Dossier de candidature n° 01613
pour inscription en 2020 sur la Liste représentative
du patrimoine culturel immatériel de l’humanité
Fournissez une description sommaire de l’élément qui permette de le présenter à des lecteurs qui ne l’ont jamais vu ou n’en ont jamais eu l’expérience.
Le pantun est une forme de poésie malaise qui permet d’exprimer des idées et des émotions complexes tout en maniant l’art de l’interprétation métaphorique dans un langage subtil. Le pantun est considéré comme un lien permettant d’unir les différentes communautés qui le pratiquent. Dans sa forme la plus courte, le pantun est composé de deux vers, suivant le rythme a-b-a-b. Il est très rare qu’un pantun comporte plus de huit vers. La forme à quatre vers est la plus populaire et la plus aisément interprétée à l’oral.
Le pantun véhicule généralement les valeurs de la communauté, surtout ses préoccupations d’ordre moral. La transmission de ces messages se fait généralement de façon subtile et détournée. Les pantuns sont des modèles de discours formel courtois. Le premier et le deuxième vers servent d’introduction, tandis que le troisième et le quatrième révèlent le sens de la strophe. Chaque vers contient généralement quatre mots qui totalisent 8 à 12 syllabes.

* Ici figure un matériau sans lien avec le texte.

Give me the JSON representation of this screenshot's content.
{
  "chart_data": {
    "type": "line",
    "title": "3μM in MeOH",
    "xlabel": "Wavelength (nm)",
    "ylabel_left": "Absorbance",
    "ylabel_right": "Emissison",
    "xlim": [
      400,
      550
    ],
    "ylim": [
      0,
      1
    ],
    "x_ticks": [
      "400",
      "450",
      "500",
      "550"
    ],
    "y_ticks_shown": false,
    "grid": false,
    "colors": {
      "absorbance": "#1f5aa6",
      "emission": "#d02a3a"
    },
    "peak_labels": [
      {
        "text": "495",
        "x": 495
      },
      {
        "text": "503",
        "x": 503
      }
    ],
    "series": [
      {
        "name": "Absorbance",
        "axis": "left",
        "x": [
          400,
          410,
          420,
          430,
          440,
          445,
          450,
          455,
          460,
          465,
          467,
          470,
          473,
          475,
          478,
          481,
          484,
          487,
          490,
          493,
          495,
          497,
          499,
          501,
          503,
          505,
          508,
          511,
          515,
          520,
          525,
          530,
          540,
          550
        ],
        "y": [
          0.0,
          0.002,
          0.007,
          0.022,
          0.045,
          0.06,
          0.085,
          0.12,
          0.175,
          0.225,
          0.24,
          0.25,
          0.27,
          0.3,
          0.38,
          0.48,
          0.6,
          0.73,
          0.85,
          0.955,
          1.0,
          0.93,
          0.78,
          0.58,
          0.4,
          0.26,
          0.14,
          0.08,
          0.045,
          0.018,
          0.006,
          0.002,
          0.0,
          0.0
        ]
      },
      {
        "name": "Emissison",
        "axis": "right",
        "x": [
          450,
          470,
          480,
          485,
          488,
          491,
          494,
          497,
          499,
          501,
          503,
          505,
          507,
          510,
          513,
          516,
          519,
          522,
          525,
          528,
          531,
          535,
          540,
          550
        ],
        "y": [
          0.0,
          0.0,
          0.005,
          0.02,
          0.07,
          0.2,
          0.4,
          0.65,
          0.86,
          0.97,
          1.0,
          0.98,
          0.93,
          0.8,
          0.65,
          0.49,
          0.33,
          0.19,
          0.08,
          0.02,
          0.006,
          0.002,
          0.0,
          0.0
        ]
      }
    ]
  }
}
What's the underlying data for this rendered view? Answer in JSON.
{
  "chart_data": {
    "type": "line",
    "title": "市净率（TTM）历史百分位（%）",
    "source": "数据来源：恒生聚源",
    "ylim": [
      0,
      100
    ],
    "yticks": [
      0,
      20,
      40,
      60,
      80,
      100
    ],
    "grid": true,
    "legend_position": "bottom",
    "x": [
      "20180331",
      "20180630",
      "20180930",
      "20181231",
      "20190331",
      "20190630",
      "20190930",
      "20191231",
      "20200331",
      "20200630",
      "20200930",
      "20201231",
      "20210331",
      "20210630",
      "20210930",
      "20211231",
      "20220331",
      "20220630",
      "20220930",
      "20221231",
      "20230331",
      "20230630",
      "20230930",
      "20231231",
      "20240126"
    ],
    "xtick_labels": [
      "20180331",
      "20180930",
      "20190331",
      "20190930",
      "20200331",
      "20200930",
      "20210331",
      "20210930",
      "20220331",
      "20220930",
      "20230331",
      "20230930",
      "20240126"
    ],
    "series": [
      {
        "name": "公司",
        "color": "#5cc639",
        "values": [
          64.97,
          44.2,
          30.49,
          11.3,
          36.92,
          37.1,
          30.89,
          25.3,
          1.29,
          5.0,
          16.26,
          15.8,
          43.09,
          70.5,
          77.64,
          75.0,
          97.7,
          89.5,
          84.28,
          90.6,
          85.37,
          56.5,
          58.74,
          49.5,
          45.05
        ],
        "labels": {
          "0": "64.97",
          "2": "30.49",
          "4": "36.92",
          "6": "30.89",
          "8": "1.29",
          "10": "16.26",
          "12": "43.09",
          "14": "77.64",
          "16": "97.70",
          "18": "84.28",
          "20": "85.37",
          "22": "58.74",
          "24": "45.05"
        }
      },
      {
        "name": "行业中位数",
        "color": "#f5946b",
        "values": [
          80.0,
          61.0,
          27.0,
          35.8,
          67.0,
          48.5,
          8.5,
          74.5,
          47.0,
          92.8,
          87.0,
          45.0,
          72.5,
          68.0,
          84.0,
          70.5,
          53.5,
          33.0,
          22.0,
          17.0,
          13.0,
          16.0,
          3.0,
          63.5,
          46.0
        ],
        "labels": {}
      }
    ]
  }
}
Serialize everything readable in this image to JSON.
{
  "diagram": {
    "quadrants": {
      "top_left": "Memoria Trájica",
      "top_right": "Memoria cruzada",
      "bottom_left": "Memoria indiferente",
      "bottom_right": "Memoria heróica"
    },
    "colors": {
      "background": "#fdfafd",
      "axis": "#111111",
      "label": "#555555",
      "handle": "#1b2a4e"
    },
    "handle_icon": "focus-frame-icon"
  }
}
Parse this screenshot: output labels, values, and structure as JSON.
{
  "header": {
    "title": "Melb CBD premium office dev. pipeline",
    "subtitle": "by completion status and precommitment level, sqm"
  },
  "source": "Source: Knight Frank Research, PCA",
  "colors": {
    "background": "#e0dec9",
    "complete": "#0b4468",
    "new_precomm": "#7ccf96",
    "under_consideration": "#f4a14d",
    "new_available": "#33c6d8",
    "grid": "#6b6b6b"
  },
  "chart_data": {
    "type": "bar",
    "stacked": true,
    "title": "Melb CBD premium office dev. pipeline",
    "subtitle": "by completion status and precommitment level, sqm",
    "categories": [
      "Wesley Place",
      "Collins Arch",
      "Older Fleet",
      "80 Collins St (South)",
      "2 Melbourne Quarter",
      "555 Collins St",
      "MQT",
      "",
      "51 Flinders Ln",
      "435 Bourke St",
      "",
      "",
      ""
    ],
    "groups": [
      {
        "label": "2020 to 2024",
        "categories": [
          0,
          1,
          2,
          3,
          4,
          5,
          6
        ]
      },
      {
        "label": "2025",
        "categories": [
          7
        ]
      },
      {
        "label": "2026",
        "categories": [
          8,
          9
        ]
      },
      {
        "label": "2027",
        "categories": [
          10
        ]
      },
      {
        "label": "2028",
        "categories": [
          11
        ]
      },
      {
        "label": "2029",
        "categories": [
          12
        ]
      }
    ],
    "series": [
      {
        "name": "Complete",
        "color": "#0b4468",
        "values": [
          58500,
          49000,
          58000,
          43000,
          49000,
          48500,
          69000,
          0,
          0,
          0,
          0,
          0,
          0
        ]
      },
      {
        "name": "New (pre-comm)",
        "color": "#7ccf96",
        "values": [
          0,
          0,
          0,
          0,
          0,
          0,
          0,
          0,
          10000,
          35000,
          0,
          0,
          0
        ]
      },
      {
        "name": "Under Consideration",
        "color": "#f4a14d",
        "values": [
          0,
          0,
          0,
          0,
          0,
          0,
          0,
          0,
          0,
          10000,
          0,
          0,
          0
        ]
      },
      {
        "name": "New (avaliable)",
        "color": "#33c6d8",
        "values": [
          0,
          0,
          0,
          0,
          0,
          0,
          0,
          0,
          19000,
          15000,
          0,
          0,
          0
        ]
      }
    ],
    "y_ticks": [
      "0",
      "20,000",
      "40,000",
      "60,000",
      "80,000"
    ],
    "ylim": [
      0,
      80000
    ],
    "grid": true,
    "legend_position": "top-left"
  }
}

Le pantun peut être transmis oralement, en musique, en chanson, à l’écrit, ainsi que sur Internet, à la télévision et dans la presse écrite.
Le vers introductif emploie des métaphores tirées de la nature pour décrire des expériences et la sagesse acquise grâce à elles. Il préfigure le sens qui va être révélé au vers suivant. Traditionnellement, ce vers emploie des symboles tirés de la nature et fait souvent référence à la flore et à la faune locales. Par leur choix de ces éléments, les praticiens du pantun traduisent des émotions, des pensées et des modes de vie humains. Ces vers élégants permettent d’entrevoir la perception qu’ont les communautés locales de leur relation à la nature et d’avoir un bref aperçu des cultures malaises.

© Policy Research Center of Education and Culture, Ministry of Education and Culture, Indonesia, 2017
Identifiez clairement un ou plusieurs communautés, groupes ou, le cas échéant, individus concernés par l’élément proposé.
Toutes les communautés qui pratiquent le pantun en Indonésie et en Malaisie sont profondément attachées et impliquées dans cette forme d’expression et sa pratique. Il s’agit notamment des pemantun, des chanteurs et praticiens de pantun, des musiciens traditionnels qui accompagnent le pantun, des gardiens des coutumes traditionnelles, des praticiens de rituels, des artistes culturels et des responsables des autorités centrales et locales. Les communautés qui pratiquent le pantun se trouvent en Indonésie et en Malaisie. Les peuples de ces deux pays ont depuis longtemps une histoire et une culture qui s’entrecroisent.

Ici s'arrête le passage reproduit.